There are times where you have to stop acting like a victim and do something positive. In January of 2020 I received news that I was to lose my home of 13 years. After the initial shock and realising just how horrendous the situation had become, I decided to do something positive about it. I documented every part of my fight to keep a roof over my head. The endless loop of housing charities, the impossibility of social housing, I spoke to ex estate agents, civil engineers, ex housing officers and numerous other people. It was exhausting, keeping this fight going through the pandemic, through a life changing diagnosis, through the death of my mother and through, landlord intimidation. Every inch and every day was a fight, from getting a decent housing officer, trying to get decent banding and being led up the garden path (not an actual one though) on numerous occasions.

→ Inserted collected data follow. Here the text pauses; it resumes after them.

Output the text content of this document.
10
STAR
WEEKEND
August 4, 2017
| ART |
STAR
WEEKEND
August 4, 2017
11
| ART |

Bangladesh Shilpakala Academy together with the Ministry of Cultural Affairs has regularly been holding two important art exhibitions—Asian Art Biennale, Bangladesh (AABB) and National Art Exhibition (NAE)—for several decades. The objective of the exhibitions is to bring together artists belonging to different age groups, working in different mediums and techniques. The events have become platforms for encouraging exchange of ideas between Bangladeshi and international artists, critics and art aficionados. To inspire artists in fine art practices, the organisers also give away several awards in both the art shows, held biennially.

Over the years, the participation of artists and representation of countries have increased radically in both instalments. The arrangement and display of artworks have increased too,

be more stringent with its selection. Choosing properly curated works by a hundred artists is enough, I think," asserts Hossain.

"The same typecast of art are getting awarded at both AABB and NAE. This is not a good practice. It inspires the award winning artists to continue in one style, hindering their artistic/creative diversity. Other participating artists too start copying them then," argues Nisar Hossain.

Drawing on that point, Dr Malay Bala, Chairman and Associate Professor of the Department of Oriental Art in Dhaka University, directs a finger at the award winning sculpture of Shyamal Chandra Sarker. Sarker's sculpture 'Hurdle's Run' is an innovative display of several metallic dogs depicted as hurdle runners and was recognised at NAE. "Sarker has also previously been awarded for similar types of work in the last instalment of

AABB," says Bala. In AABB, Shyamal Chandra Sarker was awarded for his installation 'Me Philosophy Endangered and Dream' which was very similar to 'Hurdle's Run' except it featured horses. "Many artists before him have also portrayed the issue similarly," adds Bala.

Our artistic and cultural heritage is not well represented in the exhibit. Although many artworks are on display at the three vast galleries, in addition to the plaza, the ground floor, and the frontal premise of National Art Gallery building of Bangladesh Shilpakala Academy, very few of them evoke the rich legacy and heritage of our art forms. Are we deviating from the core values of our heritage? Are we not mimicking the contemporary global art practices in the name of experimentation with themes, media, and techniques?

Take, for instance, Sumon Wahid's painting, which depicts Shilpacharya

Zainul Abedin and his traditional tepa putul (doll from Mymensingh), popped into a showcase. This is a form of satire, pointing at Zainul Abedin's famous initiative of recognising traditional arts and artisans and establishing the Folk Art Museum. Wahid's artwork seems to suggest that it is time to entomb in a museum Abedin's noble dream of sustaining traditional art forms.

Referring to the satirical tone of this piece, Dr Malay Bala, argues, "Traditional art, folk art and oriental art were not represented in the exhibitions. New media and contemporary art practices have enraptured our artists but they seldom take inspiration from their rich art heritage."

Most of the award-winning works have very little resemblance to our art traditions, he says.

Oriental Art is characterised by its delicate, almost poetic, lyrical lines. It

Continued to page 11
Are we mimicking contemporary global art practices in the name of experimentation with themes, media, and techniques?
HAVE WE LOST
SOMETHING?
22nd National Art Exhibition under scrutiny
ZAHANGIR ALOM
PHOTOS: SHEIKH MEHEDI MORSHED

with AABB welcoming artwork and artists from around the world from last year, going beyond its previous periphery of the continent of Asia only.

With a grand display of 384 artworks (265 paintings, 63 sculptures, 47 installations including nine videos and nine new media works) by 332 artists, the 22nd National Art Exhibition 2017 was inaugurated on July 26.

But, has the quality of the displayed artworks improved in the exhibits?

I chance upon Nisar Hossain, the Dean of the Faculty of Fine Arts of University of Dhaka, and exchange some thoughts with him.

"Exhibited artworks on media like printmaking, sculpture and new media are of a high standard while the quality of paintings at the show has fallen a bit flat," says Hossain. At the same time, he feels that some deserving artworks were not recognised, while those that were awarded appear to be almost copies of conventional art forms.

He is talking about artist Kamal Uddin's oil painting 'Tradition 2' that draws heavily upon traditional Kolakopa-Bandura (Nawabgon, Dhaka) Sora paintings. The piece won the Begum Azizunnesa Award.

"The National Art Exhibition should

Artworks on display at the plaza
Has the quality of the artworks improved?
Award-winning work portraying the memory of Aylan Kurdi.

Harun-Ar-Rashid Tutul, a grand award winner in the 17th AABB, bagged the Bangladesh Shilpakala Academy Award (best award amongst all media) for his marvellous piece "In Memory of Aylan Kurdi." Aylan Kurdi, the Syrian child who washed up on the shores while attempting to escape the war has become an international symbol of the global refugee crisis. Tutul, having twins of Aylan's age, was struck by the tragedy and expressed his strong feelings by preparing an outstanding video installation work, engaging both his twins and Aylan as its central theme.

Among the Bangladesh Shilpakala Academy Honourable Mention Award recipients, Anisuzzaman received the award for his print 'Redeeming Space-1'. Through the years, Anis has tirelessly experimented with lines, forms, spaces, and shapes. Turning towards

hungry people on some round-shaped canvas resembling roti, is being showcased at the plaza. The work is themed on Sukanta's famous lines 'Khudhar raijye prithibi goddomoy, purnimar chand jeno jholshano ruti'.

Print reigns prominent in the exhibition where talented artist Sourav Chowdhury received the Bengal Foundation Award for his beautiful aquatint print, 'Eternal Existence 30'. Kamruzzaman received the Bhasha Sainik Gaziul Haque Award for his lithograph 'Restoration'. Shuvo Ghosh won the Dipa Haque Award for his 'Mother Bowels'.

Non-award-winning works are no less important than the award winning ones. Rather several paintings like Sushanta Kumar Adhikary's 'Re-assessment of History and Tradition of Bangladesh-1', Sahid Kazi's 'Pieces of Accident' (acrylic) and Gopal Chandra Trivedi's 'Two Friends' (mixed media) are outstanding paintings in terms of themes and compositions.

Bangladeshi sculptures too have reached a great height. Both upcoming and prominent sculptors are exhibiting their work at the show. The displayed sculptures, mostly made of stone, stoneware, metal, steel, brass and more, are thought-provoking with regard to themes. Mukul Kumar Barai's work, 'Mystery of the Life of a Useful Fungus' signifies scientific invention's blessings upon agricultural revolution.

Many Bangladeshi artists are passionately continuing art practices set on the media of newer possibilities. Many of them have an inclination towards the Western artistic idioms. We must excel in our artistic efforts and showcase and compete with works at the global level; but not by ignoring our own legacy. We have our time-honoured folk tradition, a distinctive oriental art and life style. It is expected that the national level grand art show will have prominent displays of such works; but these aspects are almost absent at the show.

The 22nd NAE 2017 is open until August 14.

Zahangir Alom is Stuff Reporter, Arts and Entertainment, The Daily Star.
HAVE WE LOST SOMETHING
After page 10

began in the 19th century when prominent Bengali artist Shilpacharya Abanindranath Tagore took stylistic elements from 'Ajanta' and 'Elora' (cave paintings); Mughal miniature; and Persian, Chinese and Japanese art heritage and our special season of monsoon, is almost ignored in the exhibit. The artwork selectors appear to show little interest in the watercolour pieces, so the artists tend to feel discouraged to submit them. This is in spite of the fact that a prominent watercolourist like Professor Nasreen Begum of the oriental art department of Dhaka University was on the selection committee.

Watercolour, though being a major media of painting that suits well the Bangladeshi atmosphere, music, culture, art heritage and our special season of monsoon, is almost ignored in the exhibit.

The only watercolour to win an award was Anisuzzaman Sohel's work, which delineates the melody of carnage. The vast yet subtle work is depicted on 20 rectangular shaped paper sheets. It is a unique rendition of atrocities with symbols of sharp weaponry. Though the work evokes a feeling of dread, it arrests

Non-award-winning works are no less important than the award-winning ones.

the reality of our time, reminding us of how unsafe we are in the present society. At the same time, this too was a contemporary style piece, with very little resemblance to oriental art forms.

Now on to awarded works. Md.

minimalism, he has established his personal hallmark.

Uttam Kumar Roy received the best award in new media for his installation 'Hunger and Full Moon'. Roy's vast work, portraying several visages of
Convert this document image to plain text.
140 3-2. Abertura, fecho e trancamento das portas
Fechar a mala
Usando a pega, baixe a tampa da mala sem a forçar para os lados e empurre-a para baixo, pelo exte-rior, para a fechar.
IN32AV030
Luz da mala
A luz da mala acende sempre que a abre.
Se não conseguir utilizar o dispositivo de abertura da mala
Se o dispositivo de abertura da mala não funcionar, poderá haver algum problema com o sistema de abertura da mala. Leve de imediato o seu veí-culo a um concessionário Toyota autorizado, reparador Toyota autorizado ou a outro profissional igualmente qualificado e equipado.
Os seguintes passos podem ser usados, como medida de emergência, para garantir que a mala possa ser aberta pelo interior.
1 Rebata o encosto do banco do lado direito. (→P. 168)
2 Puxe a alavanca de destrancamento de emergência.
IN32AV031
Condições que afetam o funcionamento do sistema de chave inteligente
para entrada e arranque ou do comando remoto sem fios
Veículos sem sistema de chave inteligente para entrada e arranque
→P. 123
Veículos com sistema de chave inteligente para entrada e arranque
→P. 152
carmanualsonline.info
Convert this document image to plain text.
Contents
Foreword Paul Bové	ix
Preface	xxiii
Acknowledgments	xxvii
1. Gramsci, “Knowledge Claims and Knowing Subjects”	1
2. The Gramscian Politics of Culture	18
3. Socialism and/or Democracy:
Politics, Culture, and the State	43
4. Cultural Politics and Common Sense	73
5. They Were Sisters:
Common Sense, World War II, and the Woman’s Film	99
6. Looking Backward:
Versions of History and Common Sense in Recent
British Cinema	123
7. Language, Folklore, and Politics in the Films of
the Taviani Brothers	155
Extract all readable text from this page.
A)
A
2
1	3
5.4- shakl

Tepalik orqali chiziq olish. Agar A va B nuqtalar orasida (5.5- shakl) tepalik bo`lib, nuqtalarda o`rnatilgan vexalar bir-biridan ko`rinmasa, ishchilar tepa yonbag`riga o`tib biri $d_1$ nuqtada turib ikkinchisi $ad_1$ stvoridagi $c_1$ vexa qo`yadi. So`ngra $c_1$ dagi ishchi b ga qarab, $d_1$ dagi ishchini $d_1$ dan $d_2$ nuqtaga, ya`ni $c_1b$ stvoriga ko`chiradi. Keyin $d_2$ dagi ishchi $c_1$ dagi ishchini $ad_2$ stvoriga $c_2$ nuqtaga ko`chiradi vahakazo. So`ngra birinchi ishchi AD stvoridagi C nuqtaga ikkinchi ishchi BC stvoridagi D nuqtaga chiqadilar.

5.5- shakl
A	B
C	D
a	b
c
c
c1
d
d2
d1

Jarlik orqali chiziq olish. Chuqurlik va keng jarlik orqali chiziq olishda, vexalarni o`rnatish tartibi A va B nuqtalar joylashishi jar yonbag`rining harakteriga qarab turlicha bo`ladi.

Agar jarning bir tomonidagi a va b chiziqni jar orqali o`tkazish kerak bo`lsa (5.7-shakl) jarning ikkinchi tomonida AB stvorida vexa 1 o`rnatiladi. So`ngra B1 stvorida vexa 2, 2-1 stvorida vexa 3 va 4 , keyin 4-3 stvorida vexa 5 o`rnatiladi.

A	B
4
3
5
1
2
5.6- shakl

I eventually found somewhere to live, through luck and a friend rather than any of the systems that were supposed to help. I could have left it there, maybe turned up at the occasional protest and waved a little flag around to feel better about things and ultimately be ignored but that isn’t my style. So instead I spent the next year taking everything I learnt about the whole history of the housing crisis. From Rowan Point to Grenfell Towers, from right to buy to buy to let, from the section 21 to the bailiff at your door and the nightmare that is trying to get a council flat to rigged minimum income floors. I researched every problem that led to the housing situation now and illustrated it all.

I’ve been in close communication with a national organisation to help fix this problem and the book is almost ready to go. I just have to update the last set of proof corrections and off I go.

I wanted to keep quiet about this until I had saved up the money for the first run but something happened today that forced my hand. So here we are, Roof-Less the housing crisis in words and pictures. Something practical to help promote real and lasting change to other people’s lives.